Their actions have sparked revulsion around the world, and prompted Thai authorities to crack down on the previously unregulated surrogacy industry. With commercial surrogacy banned at home, hundreds of Australian couples travel to Thailand each year to arrange surrogate births through local clinics and agents.
Ms Janbua said that, after her experience, she would advise no Thai woman to "get into this business". She told Australia's Fairfax Media that her family was struggling to pay off debts last year when she was approached by an agent and offered the equivalent of £6,477 to carry a baby for the couple, who are believed to live in Western Australia.
Three months later, after a doctor implanted the Australian woman's fertilised egg into her uterus, she discovered she was expecting twins. The agent promised her an additional £926 for the second baby. But four months into the pregnancy, routine checks established that one of the twins had Down's syndrome.
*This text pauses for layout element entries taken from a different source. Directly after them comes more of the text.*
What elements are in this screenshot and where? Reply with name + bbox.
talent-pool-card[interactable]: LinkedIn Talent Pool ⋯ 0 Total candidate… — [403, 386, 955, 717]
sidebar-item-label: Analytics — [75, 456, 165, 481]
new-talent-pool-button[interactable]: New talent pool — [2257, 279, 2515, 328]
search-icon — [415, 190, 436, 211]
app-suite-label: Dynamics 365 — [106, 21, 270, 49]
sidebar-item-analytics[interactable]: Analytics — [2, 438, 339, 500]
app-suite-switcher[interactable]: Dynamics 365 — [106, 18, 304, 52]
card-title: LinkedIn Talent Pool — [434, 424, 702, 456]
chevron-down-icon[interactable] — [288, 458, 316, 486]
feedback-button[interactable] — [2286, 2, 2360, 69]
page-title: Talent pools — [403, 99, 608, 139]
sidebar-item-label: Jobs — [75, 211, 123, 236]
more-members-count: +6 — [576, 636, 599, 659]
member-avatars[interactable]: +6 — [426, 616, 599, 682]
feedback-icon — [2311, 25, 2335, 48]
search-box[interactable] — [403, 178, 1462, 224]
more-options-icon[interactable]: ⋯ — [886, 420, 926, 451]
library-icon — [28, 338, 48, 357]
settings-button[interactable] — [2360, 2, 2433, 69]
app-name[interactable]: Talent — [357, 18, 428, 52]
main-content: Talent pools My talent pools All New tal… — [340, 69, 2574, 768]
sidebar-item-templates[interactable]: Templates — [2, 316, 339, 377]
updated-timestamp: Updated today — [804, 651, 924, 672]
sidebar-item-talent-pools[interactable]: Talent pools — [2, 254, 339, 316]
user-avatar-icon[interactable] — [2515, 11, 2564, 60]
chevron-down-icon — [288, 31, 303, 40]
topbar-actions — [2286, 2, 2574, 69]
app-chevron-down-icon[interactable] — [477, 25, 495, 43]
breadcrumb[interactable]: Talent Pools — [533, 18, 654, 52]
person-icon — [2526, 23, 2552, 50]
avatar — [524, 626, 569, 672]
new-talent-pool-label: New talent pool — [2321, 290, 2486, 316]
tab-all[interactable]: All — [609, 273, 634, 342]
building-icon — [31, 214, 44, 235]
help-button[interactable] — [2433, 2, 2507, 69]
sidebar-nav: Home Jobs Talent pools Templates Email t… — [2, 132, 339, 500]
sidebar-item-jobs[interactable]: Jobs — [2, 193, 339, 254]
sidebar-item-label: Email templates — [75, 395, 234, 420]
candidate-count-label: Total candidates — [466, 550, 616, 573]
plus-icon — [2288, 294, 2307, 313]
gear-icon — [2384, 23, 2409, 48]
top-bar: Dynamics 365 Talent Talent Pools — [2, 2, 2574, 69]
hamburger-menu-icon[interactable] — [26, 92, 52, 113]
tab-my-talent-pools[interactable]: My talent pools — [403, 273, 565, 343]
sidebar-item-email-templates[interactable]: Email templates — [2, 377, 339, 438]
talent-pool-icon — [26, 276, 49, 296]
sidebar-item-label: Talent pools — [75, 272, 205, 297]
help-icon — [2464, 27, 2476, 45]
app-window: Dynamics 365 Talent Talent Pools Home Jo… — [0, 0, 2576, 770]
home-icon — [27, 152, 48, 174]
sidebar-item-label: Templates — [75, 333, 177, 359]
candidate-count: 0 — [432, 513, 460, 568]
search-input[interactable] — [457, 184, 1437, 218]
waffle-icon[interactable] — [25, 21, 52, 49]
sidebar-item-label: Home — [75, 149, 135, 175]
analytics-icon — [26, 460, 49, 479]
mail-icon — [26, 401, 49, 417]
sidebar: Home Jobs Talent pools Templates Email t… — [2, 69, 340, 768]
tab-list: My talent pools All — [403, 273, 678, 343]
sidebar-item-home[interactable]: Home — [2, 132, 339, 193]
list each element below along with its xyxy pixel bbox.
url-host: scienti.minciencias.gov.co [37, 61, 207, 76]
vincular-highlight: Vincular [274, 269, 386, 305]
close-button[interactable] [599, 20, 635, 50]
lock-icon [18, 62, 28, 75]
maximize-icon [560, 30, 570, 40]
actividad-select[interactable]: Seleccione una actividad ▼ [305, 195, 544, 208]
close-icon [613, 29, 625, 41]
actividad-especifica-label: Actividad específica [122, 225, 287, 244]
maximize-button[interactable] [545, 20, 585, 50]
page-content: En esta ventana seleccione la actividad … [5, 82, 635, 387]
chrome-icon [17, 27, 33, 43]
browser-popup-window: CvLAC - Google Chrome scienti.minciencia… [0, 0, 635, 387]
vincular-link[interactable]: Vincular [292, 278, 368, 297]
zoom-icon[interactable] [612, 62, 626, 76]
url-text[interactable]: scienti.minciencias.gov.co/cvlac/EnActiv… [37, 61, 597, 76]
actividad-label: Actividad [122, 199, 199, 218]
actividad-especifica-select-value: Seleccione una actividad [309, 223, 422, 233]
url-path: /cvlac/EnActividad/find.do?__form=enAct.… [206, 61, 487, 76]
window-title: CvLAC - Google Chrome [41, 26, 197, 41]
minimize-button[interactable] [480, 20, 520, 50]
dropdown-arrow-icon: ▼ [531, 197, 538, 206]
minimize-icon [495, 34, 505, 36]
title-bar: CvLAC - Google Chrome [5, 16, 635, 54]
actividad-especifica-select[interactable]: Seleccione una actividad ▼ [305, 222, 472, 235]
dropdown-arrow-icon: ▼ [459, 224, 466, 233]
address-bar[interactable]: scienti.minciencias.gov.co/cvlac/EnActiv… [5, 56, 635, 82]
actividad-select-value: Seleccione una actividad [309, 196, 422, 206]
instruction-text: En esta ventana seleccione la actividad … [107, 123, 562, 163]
On learning this, the parents – through the agent – urged her to have an abortion. "But I didn't agree, because I am afraid of sin," she told Fairfax, referring to her Buddhist beliefs. Then, when the twins were born, the agent took the girl, leaving the boy with her. She never met the parents.
The case has come to light at a time when Gammy is seriously ill in hospital, with a lung infection and a congenital heart condition that requires surgery. Ms Janbua – who has two children of her own, aged six and three, said she was overwhelmed by the donations that have flooded in for Gammy's medical bills and care.
"I'll share some of the money to help other babies who have Down's syndrome and orphan children," she said. Explaining her decision to bring up the baby, she said: "I'll take care of Gammy on my own. I'll not give my baby to anybody … I don't wish him to be the smart boy or intelligent person … I just want to see him as a good man. Whatever he wants to be, I will always support him, my boy."
Ms Janbua, who lives in a poor village 56 miles south of Bangkok, also said she forgave Gammy's parents. "I wish they will love my baby … I forgive them for everything … I don't really think too much about the Australian couple. I can't blame them. I don't feel upset or angry about them any more. They might have their own problems, too."
On the fundraising site, though, people expressed horror at the couple's actions, with one man, Towe-Karin Iversen Saleh, writing that "I'm sitting here in Norway … and cannot believe what I read. What kind of people do such an act[?]" Another, Erica Choi, wrote: "Gammy is such a beautiful baby! Shame on his biological parents!"
An Australian charity, Hands Across the Water, has stepped in and was yesterday preparing to have Gammy transferred to a private hospital in Bangkok. The charity will also keep the donated funds in trust.
With commercial surrogacy now illegal in Thailand, many Australian couples have been left in limbo, desperately trying to find out whether they will be able to take home babies currently being carried by Thai surrogates.